There could be other reasons or the reasons could be a combination of
the above. However, whatever the reason or reasons may be, parents need
to identify and understand it. This is easier than it sounds as parents
have a tendency of triggering their daughters to clam up.
How to approach them
When parents talk, care needs to be taken so as not to become accusative
("You did this to...") and judgmental ("You are so..."), otherwise it
will end up like a police interrogation ("Why did you...?"). This only
adds to their daughter's defiance. Also, to keep her self-esteem intact,
avoid using "should", "don't" and all other negative words.
Talking effectively also means to know when to listen. This includes not
only hearing but understanding. To understand what has been said,
parents need to clarify it ("Do you mean...?"), acknowledge it ("You
feel... because...") and empathize with it ("You sound really..."). When
the teenager feels that her parents understand her, she will be
encouraged to confide in them and explain why she does things and how
she feels about it. And as I said earlier, by understanding, parents
will get the full picture and will then know which appropriate action to
take. Also, if parents want to be listened to by their children, they
need to model good listening skills. Children tend to do as parents do
rather than as parents say. So now is always a good time to start
practicing these skills.
Insecurity
Looking closer at the above reasons, parents will see that the
underlying factor is that the girl feels insecure about herself. Her
self-esteem is low and so she relies on the boy to make her feel good
about herself. The root of falling into the trap of peer-pressures,
popularity contests, the need to be wanted and loved, and to have
attention, is insecurity. If this is the case then give her the love and
attention that she needs. Show and tell her that you love her despite
her "bad" behaviors, and yet you will not tolerate them. Teach her how
to feel good about herself and her religion. Build her self-esteem by
acknowledging her good behaviors and achievements or her attempts to
achieve (and not focusing on failures). Assign her challenging tasks and
stimulating activities. This also applies to the bored daughter. Take
her to teenage Islamic gatherings and camps. Encourage her to make new
Muslim friends. As to the one with raging hormones who cannot control
herself, ask her if she would like to marry (but do not force it upon
her).
Certainly, remind her that it is the girlfriend-boyfriend relationship
that cannot be approved and teach her (again) about Islam's position
with regards to this. Lastly, provide Muslim role models for her.
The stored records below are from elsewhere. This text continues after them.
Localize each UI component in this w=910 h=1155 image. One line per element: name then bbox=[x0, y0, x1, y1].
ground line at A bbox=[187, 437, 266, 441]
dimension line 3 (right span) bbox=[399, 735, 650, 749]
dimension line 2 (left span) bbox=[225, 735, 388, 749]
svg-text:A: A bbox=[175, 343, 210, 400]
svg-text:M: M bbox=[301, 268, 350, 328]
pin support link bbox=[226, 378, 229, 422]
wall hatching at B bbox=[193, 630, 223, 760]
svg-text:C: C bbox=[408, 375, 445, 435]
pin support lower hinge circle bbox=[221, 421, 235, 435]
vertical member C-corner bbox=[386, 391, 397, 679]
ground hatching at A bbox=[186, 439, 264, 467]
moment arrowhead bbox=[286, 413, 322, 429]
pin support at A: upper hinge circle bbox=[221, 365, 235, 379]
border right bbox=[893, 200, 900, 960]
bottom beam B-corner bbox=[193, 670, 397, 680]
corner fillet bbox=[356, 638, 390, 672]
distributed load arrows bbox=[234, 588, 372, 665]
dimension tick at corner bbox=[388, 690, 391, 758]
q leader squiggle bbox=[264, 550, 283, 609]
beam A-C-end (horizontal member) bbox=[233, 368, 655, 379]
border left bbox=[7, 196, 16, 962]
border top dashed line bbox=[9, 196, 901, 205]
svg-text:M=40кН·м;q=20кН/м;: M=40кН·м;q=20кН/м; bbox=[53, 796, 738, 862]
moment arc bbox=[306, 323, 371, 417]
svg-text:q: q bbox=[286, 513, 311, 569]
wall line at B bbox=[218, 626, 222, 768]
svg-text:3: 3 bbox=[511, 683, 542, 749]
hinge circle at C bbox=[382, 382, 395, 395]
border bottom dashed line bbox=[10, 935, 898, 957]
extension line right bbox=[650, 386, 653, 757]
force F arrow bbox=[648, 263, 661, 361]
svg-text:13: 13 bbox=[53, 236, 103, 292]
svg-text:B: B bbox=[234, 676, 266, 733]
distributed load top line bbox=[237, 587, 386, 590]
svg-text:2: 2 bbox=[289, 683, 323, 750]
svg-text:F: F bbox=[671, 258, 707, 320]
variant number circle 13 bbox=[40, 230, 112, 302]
Stories about those women who guard their chastity and piety are
rewarded for doing so. Maryam, mother of Prophet Eesa (a.s), is one
great example.
Don't forget about the boys
Having taken care of the daughter, I will now focus attention on the
son. It is ironical that parents react as if there is a death in the
family when their daughter engages in a girlfriend-boyfriend
relationship. But when it is the son who is in a similar or worst
position, the same parents are complaisant. Feel that the boy needs to
have experience and enjoy himself first before he can settle down and
marry. It is as if the daughter alone carries the honor of the family.
Honor needs to be distributed evenly among the family if it is to be
kept intact. This means the father, mother, son and daughter must each
guard their own honor. If the father or mother loses his or her honor
then they are providing the role model for their children. And if the
son loses his honor and goes unpunished then the daughter will see this
as a hypocritical act and consequently rebels. For any mediating action
to work on the daughter, parents must be consistent on their son as
well. Look to the reasons why girls pursue boys then parents will see
that those are the same ones that propel boys into the arms of girls.